The above code has down the following things:

Formulate a joint search problem by the wrapper MultiAgentSearchWrapper, where a state with any collision is specified as a dead end.
Again, call A star search astar(), but this time the algorithm will return a sequence of joint-actions
Execute the joint-plan.

One will probably get similar visual results as follows.

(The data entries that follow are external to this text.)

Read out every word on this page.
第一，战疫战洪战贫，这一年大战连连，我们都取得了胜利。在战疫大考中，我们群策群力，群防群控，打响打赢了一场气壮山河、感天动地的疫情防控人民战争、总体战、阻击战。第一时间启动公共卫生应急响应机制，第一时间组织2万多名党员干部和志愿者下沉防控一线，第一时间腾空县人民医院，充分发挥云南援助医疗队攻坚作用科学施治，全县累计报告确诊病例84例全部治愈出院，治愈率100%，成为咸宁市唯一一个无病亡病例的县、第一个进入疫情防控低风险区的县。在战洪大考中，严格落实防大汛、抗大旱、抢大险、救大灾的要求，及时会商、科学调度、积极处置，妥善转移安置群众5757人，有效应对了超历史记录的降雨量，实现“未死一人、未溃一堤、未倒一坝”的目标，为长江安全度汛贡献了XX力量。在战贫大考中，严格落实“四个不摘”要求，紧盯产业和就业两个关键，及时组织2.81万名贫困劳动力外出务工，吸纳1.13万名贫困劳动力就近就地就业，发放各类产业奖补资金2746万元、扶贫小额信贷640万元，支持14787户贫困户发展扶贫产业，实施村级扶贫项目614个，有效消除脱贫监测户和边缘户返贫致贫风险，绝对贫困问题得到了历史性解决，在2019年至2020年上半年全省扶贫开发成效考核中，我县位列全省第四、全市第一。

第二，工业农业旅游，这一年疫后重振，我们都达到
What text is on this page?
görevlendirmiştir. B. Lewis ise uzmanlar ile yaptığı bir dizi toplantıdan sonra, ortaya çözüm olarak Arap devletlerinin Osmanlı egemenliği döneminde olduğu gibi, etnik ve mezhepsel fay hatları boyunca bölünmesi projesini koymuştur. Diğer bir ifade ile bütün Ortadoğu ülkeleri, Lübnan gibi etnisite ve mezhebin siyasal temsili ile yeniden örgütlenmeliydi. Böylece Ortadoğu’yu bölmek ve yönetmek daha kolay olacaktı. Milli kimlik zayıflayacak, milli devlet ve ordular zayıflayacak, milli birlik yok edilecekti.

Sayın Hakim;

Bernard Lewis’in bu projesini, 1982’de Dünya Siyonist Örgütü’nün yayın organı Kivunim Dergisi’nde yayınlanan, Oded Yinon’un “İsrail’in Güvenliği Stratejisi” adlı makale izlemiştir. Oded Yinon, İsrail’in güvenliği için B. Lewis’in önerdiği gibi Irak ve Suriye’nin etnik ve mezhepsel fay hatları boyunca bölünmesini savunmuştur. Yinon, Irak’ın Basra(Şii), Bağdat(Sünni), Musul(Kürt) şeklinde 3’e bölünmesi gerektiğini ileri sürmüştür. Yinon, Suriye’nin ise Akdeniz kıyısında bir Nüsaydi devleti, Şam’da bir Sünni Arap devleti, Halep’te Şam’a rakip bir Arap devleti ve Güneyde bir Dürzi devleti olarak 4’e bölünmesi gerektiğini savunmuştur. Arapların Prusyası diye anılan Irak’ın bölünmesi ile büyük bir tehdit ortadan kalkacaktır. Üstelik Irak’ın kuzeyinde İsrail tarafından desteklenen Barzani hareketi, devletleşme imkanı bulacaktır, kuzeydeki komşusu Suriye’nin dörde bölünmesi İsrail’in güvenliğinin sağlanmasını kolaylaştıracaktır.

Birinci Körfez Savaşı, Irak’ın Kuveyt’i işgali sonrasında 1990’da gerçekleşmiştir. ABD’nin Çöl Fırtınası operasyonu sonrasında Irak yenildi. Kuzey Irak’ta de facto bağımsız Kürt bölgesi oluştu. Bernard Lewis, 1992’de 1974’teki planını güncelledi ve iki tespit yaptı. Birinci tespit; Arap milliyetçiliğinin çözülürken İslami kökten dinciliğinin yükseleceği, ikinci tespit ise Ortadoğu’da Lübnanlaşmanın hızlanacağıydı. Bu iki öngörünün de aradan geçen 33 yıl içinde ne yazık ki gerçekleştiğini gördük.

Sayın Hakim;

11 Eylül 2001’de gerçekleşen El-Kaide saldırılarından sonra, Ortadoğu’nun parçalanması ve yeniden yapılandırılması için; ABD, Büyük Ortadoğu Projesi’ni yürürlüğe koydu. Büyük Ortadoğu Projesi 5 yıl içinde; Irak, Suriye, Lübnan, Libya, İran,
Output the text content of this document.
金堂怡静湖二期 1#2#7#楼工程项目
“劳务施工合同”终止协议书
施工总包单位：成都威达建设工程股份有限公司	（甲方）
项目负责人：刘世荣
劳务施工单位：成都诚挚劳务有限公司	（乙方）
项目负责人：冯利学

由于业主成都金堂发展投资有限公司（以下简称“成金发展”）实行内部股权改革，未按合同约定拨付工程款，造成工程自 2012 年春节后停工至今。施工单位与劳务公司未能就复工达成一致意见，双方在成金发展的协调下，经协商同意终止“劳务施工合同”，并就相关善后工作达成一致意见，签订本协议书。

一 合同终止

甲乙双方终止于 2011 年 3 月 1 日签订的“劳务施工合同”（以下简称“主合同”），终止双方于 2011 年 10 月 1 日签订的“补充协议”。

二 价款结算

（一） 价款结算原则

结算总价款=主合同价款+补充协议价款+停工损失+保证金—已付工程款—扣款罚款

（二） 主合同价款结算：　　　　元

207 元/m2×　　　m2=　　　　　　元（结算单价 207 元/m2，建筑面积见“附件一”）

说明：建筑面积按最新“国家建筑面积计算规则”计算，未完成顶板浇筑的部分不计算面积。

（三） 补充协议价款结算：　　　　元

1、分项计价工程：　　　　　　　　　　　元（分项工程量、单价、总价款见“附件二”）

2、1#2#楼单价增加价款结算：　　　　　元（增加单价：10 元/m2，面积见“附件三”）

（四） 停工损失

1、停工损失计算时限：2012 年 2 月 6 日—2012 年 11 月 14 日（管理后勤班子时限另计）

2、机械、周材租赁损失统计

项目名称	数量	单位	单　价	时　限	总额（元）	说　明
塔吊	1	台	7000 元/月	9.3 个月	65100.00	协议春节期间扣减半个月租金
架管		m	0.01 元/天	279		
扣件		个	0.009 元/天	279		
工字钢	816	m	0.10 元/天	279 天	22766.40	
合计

Now there will not be collisions anymore.

Detailed Usage¶

Functions¶

marp.search.astar(env)¶

Given a search environment, return the optimal plan.

Parameters:: env (SearchEnv) – a search environment with the transition function provided.
Raises:: RuntimeError – If no plan can be found.
Returns:: The optimal plan.
Return type:: list[Action]

Classes¶

class marp.search.SingleAgentSearchWrapper(ma_env, agent)¶

Given a MARP environment, wrap it as inducing a single-agent search problem.

Parameters:

ma_env (MARP) – a multi-agent environment with the transition function provided.
agent (str) – the agent that the problem is induced for

get_state()¶

Obtain the underlying system state.

Returns:: the underlying state
Return type:: dict

heuristic(state)¶

A domain dependent heuristic

Parameters:: state (dict) – the state to enquire
Returns:: the Euclidean distance from the current state to the goal state
Return type:: float

is_goal_state(state)¶

Check whether it is a goal state

Parameters:: state (dict) – the state to enquire
Returns:: whether it is a goal state
Return type:: bool

transit(state, action)¶

Given a state and an action, return the successor state and the cost.

Parameters:

state (dict) – the state to enquire
action (Action) – the action to enquire

Returns:

(the successor state, the cost)

Return type:

(dict, float)

class marp.search.MultiAgentSearchWrapper(ma_env)¶

Given a MARP environment, wrap it as a multi-agent joint search problem.

Parameters:: ma_env (MARP) – a multi-agent environment with the transition function provided.

get_state()¶

Obtain the joint state.

Returns:: (system state, collision-free or not)
Return type:: (dict, bool)

heuristic(state)¶

A domain dependent heuristic: return 99999 if any collision, otherwise the sum of all agents’ costs.

Parameters:: state (dict) – the joint state to enquire
Returns:: the sum of the Euclidean distance of all agents’ locations to their goals
Return type:: float

is_goal_state(state)¶

Check whether it is a goal state

Parameters:: state (dict) – the joint state to enquire
Returns:: whether it is a goal state
Return type:: bool

transit(state, actions)¶

Given a joint state and a joint action, return the successor joint state and the aggreated cost.

Parameters:

state (dict) – the joint state to enquire
action (dict[str, Actions]) – the joint action to enquire

Returns:

(the successor state, the cost)

Return type:

(dict, cost)